Bu bilgilerdeki zevkim ve hâlim onunla birleşmekdedir. Fekat eski
bilgilerim, bu ma’rifetleri inkâr etmeme ve sert karşılamama mâni’
oluyor.
Ba’zı hastalıkların giderilmesi için birkaç kerre teveccüh
olundu ve te’sîri görüldü. Bunun gibi, birkaç ölünün mezârdaki
hâlleri göründü. Bunların da azâblardan, sıkıntılardan kurtulmaları
için teveccüh olundu. Fekat şimdi hiçbirşeye teveccüh etmeye gücüm
kalmamışdır. Hiçbirşey için kendimi toparlayamıyorum. Birkaç kimse
bu fakîre sert davrandılar ve acı söylediler. Bu fakîre bağlı
olanlardan çoklarını, boş yere incitdiler ve yerlerinden
uzaklaşdırdılar. Bundan dolayı gönlüme hiç bir toz konmadı, bir
sıkıntı gelmedi, nerede kaldı onların kötülüğü zihnimizden geçmiş
ola.
Sevdiklerimizden birkaçı cezbe makâmında şühûd ve ma’rifet elde
etmişlerdi. Ve şimdiye kadar sülûk konaklarına ayak basmamışlardır.

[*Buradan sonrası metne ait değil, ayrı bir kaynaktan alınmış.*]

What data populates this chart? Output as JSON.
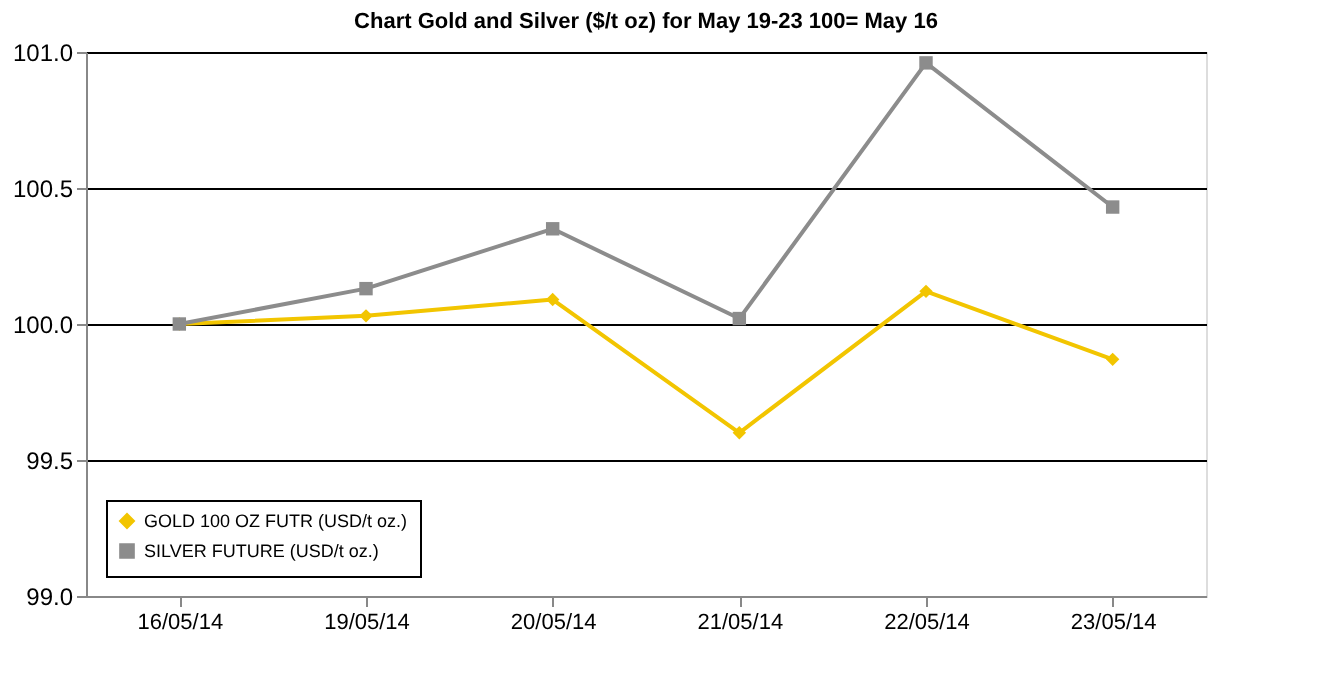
{
  "chart_data": {
    "type": "line",
    "title": "Chart  Gold and Silver ($/t oz) for May 19-23  100= May 16",
    "categories": [
      "16/05/14",
      "19/05/14",
      "20/05/14",
      "21/05/14",
      "22/05/14",
      "23/05/14"
    ],
    "series": [
      {
        "name": "GOLD 100 OZ FUTR (USD/t oz.)",
        "color": "#f2c500",
        "marker": "diamond",
        "values": [
          100.0,
          100.03,
          100.09,
          99.6,
          100.12,
          99.87
        ]
      },
      {
        "name": "SILVER FUTURE (USD/t oz.)",
        "color": "#8c8c8c",
        "marker": "square",
        "values": [
          100.0,
          100.13,
          100.35,
          100.02,
          100.96,
          100.43
        ]
      }
    ],
    "ylim": [
      99.0,
      101.0
    ],
    "yticks": [
      {
        "value": 99.0,
        "label": "99.0"
      },
      {
        "value": 99.5,
        "label": "99.5"
      },
      {
        "value": 100.0,
        "label": "100.0"
      },
      {
        "value": 100.5,
        "label": "100.5"
      },
      {
        "value": 101.0,
        "label": "101.0"
      }
    ],
    "grid": "y",
    "legend": "bottom left",
    "line_style": "solid"
  }
}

Bunların hâllerinden az bir şey sunuyorum. Cezbeyi bitirdikden
sonra, Allahü teâlânın bunları sülûk ni’metine kavuşdurmakla
şereflendirmesini umuyorum. Şeyh Nûr, bulunduğu makâmda bağlı
kalmakdadır. Cezbe makâmındaki dahâ yukarı bir noktaya çıkamıyor.
Üzücü hareketleri ve hâlleri oluyor. Kabâhatini anlamıyor. Bunun
için onun işi ilerlemiyor. Bunun gibi, sevdiklerimizin çoğu,
edebleri iyi gözetmedikleri için, oldukları makâmlarda kalıyorlar.
Şuna şaşılır ki, bu fakîr hiç birinin yolda kalmasını dilemiyorum;
hattâ hepsinin ilerlemesini istiyorum. Fekat, elde olmıyarak işleri
öylece duruyor. Hâlbuki bu yol çabuk kavuşdurucudur. Mevlânâ Ma’hûd
son noktaya indi. Cezbeyi sonuna ulaşdırdı. O makâmın aracılığına
kavuşdu ve ka-
-23-
fasını bir bakımdan nihâyete ulaşdırdı. Önce sıfatları, hattâ
sıfatları durduran nûru kendinden ayrı görmüşdü. Kendisini boş bir
kalıp olarak bulmuşdu. Sonra sıfatları zâtdan ayrılmış gördü. Bu
görüşle, cezbe makâmından ehadiyyete kavuşdu, şimdi herşeyi ve
kendini yok sanmakdadır. İhâta ve ma’iyyet görmemekdedir.
Gizlilerin gizlisine öyle bağlanmışdır ki, şaşkın ve câhil bir
hâldedir. Seyyid Şâh Hüseyn de cezbe makâmının sonuna yaklaşdı ve
başı son noktaya ulaşdı. Bu da, Allahü teâlânın sıfatlarını
zâtından ayrı görmekdedir. Fekat bir olan bu zâtı her yerde
bulmakdadır. Bundan zevk almakdadır. Meyân Ca’fer de son noktaya
yaklaşdı. Çok sevinçlidir. Hareketli ve seslidir. Şâh Hüseyne
yaklaşmışdır. Diğer sevdiklerimizin hâlleri de başka başkadır.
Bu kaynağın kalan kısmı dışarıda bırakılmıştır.